Can parents be the anti-drug?

The 'anti-drug' is what the US National Youth Anti-Drug Media Campaign calls parents, and many more programs designed to curb or prevent substance use among teenagers give at least give lip service to the importance of parents in any such effort.

In pursuit of hard evidence that parents are the key to keeping kids straight and sober, Jane Petrie of the Dacorum Primary Health Care Trust in Hertfordshire UK, and colleagues at the Centre for Research in Primary and Community Care at the University of Hertfordshire combed through 1,617 studies.

The team identified 20 evaluations of programs to prevent tobacco, alcohol, or drug use in children under the age of 18 that had a parenting component and purported to use sound research methods (ie. either a randomized control trial or another measure that over time compared children who participated in a program to sufficiently similar children who did not participate). Although most of the studies took place in the US there were also examples from Russia, Australia, and Norway.

The general quality of the studies was only fair according to Petrie and her colleagues. So they are hesitant to make any firm declaration about the power of parents to end substance abuse. However, they did find some common themes among the apparently more successful programs.

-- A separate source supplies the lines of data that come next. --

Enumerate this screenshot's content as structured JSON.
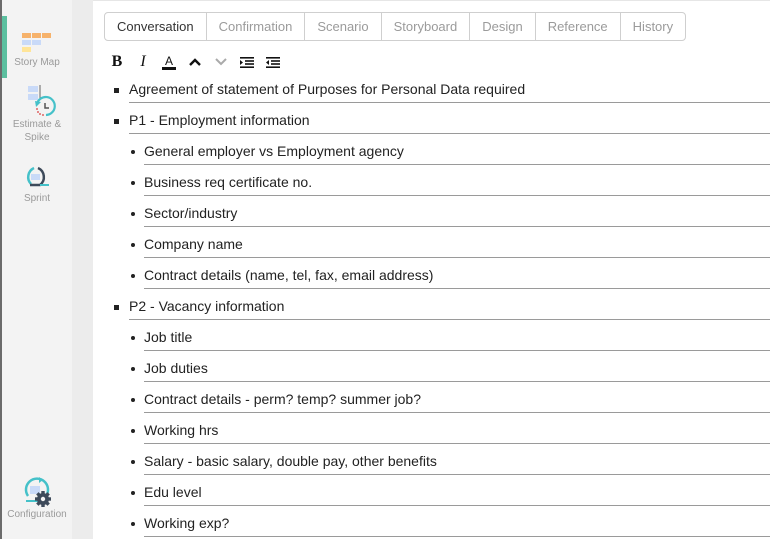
{
  "sidebar": {
    "items": [
      {
        "label": "Story Map",
        "icon": "story-map-icon",
        "active": true
      },
      {
        "label": "Estimate & Spike",
        "label_line1": "Estimate &",
        "label_line2": "Spike",
        "icon": "estimate-spike-icon",
        "active": false
      },
      {
        "label": "Sprint",
        "icon": "sprint-icon",
        "active": false
      }
    ],
    "footer": {
      "label": "Configuration",
      "icon": "configuration-icon"
    },
    "accent_color": "#5bbf9f"
  },
  "tabs": [
    {
      "label": "Conversation",
      "active": true
    },
    {
      "label": "Confirmation",
      "active": false
    },
    {
      "label": "Scenario",
      "active": false
    },
    {
      "label": "Storyboard",
      "active": false
    },
    {
      "label": "Design",
      "active": false
    },
    {
      "label": "Reference",
      "active": false
    },
    {
      "label": "History",
      "active": false
    }
  ],
  "toolbar": {
    "bold": "B",
    "italic": "I",
    "font_color": "A",
    "buttons": [
      "bold",
      "italic",
      "font-color",
      "move-up",
      "move-down",
      "indent",
      "outdent"
    ]
  },
  "content": {
    "items": [
      {
        "level": 1,
        "text": "Agreement of statement of Purposes for Personal Data required"
      },
      {
        "level": 1,
        "text": "P1 - Employment information"
      },
      {
        "level": 2,
        "text": "General employer vs Employment agency"
      },
      {
        "level": 2,
        "text": "Business req certificate no."
      },
      {
        "level": 2,
        "text": "Sector/industry"
      },
      {
        "level": 2,
        "text": "Company name"
      },
      {
        "level": 2,
        "text": "Contract details (name, tel, fax, email address)"
      },
      {
        "level": 1,
        "text": "P2 - Vacancy information"
      },
      {
        "level": 2,
        "text": "Job title"
      },
      {
        "level": 2,
        "text": "Job duties"
      },
      {
        "level": 2,
        "text": "Contract details - perm? temp? summer job?"
      },
      {
        "level": 2,
        "text": "Working hrs"
      },
      {
        "level": 2,
        "text": "Salary - basic salary, double pay, other benefits"
      },
      {
        "level": 2,
        "text": "Edu level"
      },
      {
        "level": 2,
        "text": "Working exp?"
      }
    ]
  }
}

Actively involving parents with their children appeared to be effective. Some programs put children and their parents to work in group exercises, while others encouraged parents to engage kids in family activities. Some taught parents how to manage conflict and maintain strong family bonds. By contrast, the least successful programs did not involve parents actively. Often they just sent them information in the mail.

The more effective programs also tended to focus quite generally on children’s social competence and ability to regulate themselves rather than pinpointing substance use behavior.

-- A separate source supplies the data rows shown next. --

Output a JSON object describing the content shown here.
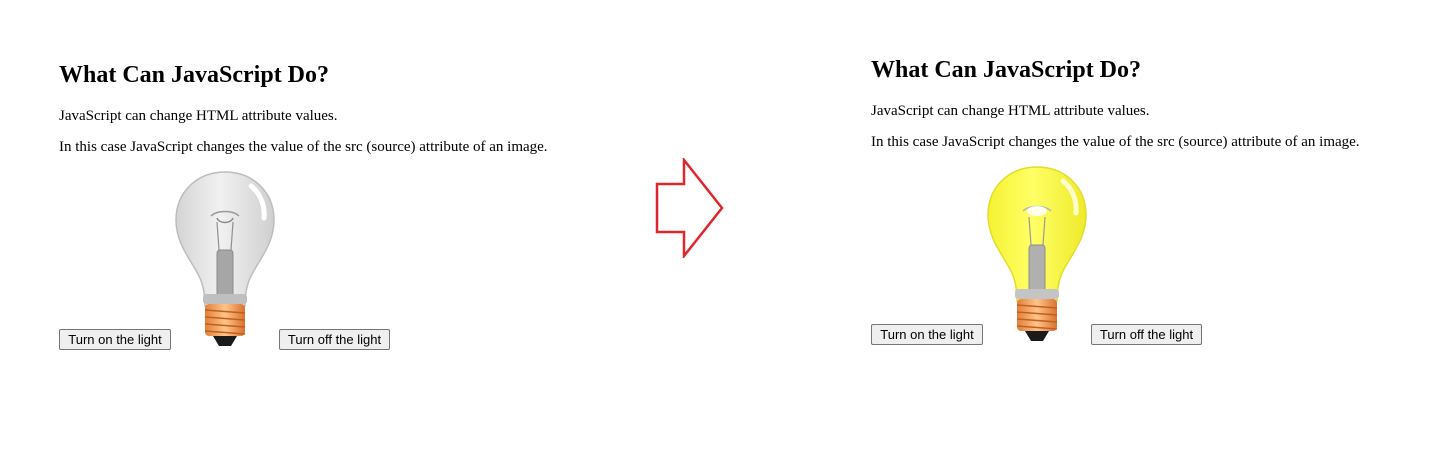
{
  "left_panel": {
    "heading": "What Can JavaScript Do?",
    "paragraph_1": "JavaScript can change HTML attribute values.",
    "paragraph_2": "In this case JavaScript changes the value of the src (source) attribute of an image.",
    "button_on_label": "Turn on the light",
    "button_off_label": "Turn off the light",
    "bulb_state": "off",
    "bulb_color": "#e6e6e6"
  },
  "arrow": {
    "icon": "right-arrow-icon",
    "color": "#e0262c"
  },
  "right_panel": {
    "heading": "What Can JavaScript Do?",
    "paragraph_1": "JavaScript can change HTML attribute values.",
    "paragraph_2": "In this case JavaScript changes the value of the src (source) attribute of an image.",
    "button_on_label": "Turn on the light",
    "button_off_label": "Turn off the light",
    "bulb_state": "on",
    "bulb_color": "#ffff4d"
  }
}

As always seems to be the case, more and better research is needed. But for those who can’t wait for future studies to be completed, the existing evidence provides some clear signposts. Parents can be an 'anti-drug' if they are successfully recruited to be actively involved in the lives of their children.

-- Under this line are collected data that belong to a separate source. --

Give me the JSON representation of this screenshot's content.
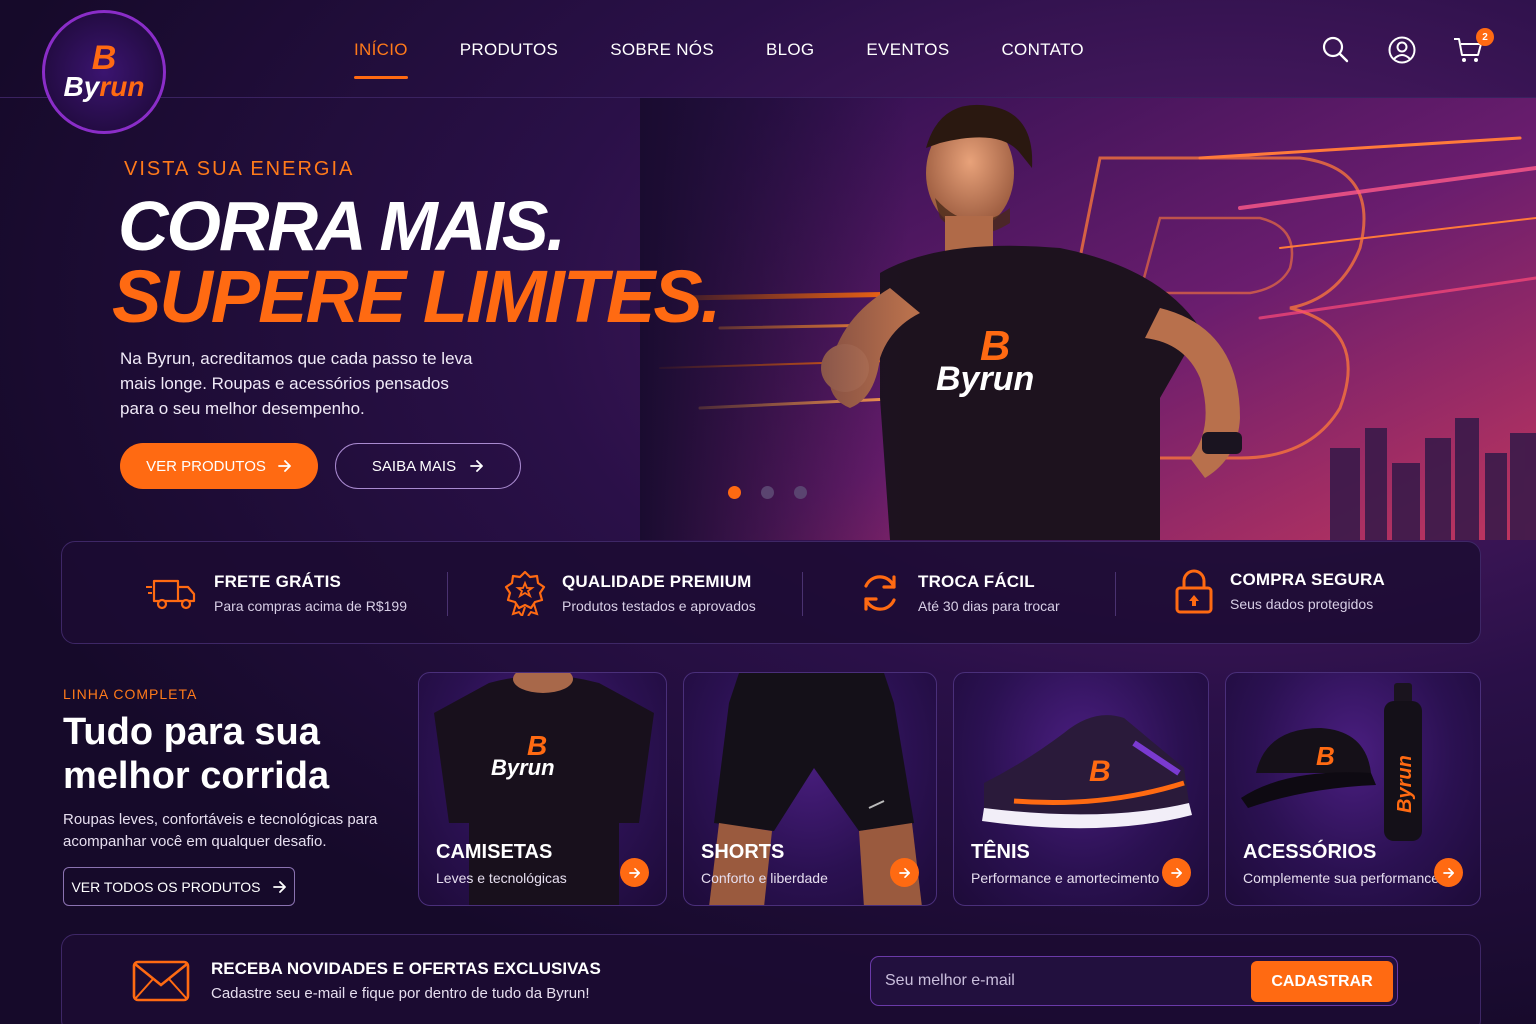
{
  "brand": {
    "logo_mark": "B",
    "logo_by": "By",
    "logo_run": "run",
    "accent": "#ff6a12",
    "bg": "#1a0c30"
  },
  "nav": {
    "items": [
      "INÍCIO",
      "PRODUTOS",
      "SOBRE NÓS",
      "BLOG",
      "EVENTOS",
      "CONTATO"
    ],
    "active": "INÍCIO"
  },
  "header_icons": {
    "search": "search-icon",
    "account": "user-icon",
    "cart": "cart-icon",
    "cart_count": "2"
  },
  "hero": {
    "tagline": "VISTA SUA ENERGIA",
    "title_line1": "CORRA MAIS.",
    "title_line2": "SUPERE LIMITES.",
    "paragraph": "Na Byrun, acreditamos que cada passo te leva mais longe. Roupas e acessórios pensados para o seu melhor desempenho.",
    "primary_button": "VER PRODUTOS",
    "secondary_button": "SAIBA MAIS",
    "shirt_brand_mark": "B",
    "shirt_brand": "Byrun",
    "slides": 3,
    "active_slide": 1
  },
  "features": [
    {
      "title": "FRETE GRÁTIS",
      "subtitle": "Para compras acima de R$199",
      "icon": "truck-icon"
    },
    {
      "title": "QUALIDADE PREMIUM",
      "subtitle": "Produtos testados e aprovados",
      "icon": "award-icon"
    },
    {
      "title": "TROCA FÁCIL",
      "subtitle": "Até 30 dias para trocar",
      "icon": "refresh-icon"
    },
    {
      "title": "COMPRA SEGURA",
      "subtitle": "Seus dados protegidos",
      "icon": "lock-icon"
    }
  ],
  "categories_section": {
    "tag": "LINHA COMPLETA",
    "heading": "Tudo para sua melhor corrida",
    "text": "Roupas leves, confortáveis e tecnológicas para acompanhar você em qualquer desafio.",
    "button": "VER TODOS OS PRODUTOS"
  },
  "categories": [
    {
      "title": "CAMISETAS",
      "subtitle": "Leves e tecnológicas",
      "image": "tshirt"
    },
    {
      "title": "SHORTS",
      "subtitle": "Conforto e liberdade",
      "image": "shorts"
    },
    {
      "title": "TÊNIS",
      "subtitle": "Performance e amortecimento",
      "image": "sneaker"
    },
    {
      "title": "ACESSÓRIOS",
      "subtitle": "Complemente sua performance",
      "image": "cap-bottle"
    }
  ],
  "newsletter": {
    "title": "RECEBA NOVIDADES E OFERTAS EXCLUSIVAS",
    "subtitle": "Cadastre seu e-mail e fique por dentro de tudo da Byrun!",
    "placeholder": "Seu melhor e-mail",
    "button": "CADASTRAR",
    "icon": "mail-icon"
  }
}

• Summary of "Parenting programmes for preventing tobacco, alcohol or drugs misuse in children: a systematic review" by Jane Petrie, Frances Bunn, and Geraldine Byrne in Health Education Research, 2007 Volume 22, Number 2, pp177-191.

Explainers

randomized controlled trials

Sometimes referred to as experimental evaluations, randomized controlled trials or RCTs randomly allocate potential beneficiaries of an intervention to a program or treatment group (who receive the intervention) or a control group (who do not). Outcomes for the two groups are then compared.

systematic review

A systematic review identifies, appraises, selects and synthesizes sound research evidence relevant to a single question, such as the effectiveness of a prevention program.